The study’s participants were five families with a combined total of nine children aged 10 months to 4.5 years. The children were students in Koops’ early childhood music class. Koops asked parents to incorporate music into their daily routine for nine weeks by playing music in the car. The parents received video cameras to record their children’s reactions to music while in transit. The children were encouraged to listen to music, sing, and interact with the music their heard in the car. Their parents kept journals throughout the experiment, monitoring which types of music the children enjoyed and how they interacted with the songs.

The data indicate that the family car has advantages as a venue for developing children’s sense of music appreciation. It is a place in which children feel they can experiment. Since there is minimal eye contact with parents and children are often separated from their parents by being in the back seat, children can feel free to react to music in whatever way suits them, without scrutiny from adults. The car is also relatively free of distractions: parents are not cooking or making phone calls and young children are restricted to car seats and lack other forms of stimulation. Additionally, many children share the backseat with a sibling, which often results in musical play and interaction between brothers and sisters.

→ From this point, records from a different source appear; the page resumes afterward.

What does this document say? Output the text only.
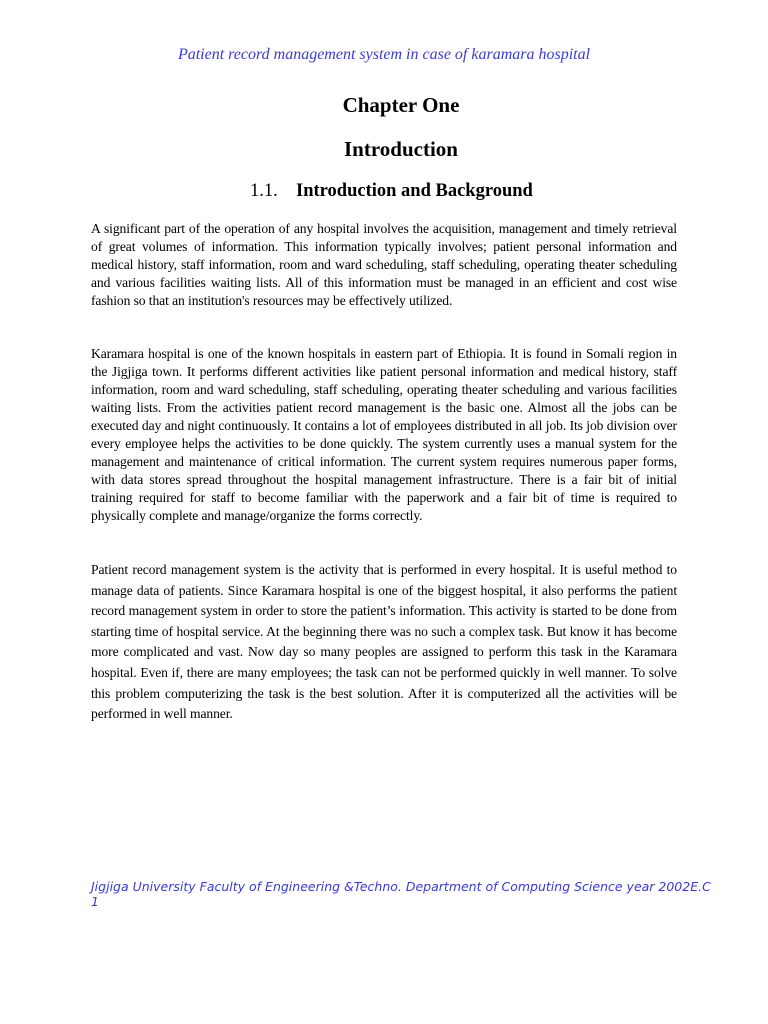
Patient record management system in case of karamara hospital
Chapter One
Introduction
1.1. Introduction and Background

A significant part of the operation of any hospital involves the acquisition, management and timely retrieval of great volumes of information. This information typically involves; patient personal information and medical history, staff information, room and ward scheduling, staff scheduling, operating theater scheduling and various facilities waiting lists. All of this information must be managed in an efficient and cost wise fashion so that an institution's resources may be effectively utilized.

Karamara hospital is one of the known hospitals in eastern part of Ethiopia. It is found in Somali region in the Jigjiga town. It performs different activities like patient personal information and medical history, staff information, room and ward scheduling, staff scheduling, operating theater scheduling and various facilities waiting lists. From the activities patient record management is the basic one. Almost all the jobs can be executed day and night continuously. It contains a lot of employees distributed in all job. Its job division over every employee helps the activities to be done quickly. The system currently uses a manual system for the management and maintenance of critical information. The current system requires numerous paper forms, with data stores spread throughout the hospital management infrastructure. There is a fair bit of initial training required for staff to become familiar with the paperwork and a fair bit of time is required to physically complete and manage/organize the forms correctly.

Patient record management system is the activity that is performed in every hospital. It is useful method to manage data of patients. Since Karamara hospital is one of the biggest hospital, it also performs the patient record management system in order to store the patient’s information. This activity is started to be done from starting time of hospital service. At the beginning there was no such a complex task. But know it has become more complicated and vast. Now day so many peoples are assigned to perform this task in the Karamara hospital. Even if, there are many employees; the task can not be performed quickly in well manner. To solve this problem computerizing the task is the best solution. After it is computerized all the activities will be performed in well manner.

Jigjiga University Faculty of Engineering &Techno. Department of Computing Science year 2002E.C
1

Parents can encourage their own children to enjoy music by singing to them and providing a model of music appreciation. Since music has a number of cognitive benefits, teaching children to like music is an important task.

“So often, as parents, we think of long car trips or commutes as drudgery, but the participants in this study reported joyful, reflective, quiet and sparkling moments of music making,” commented Koops.

This research is published in the Journal of Research in Music Education.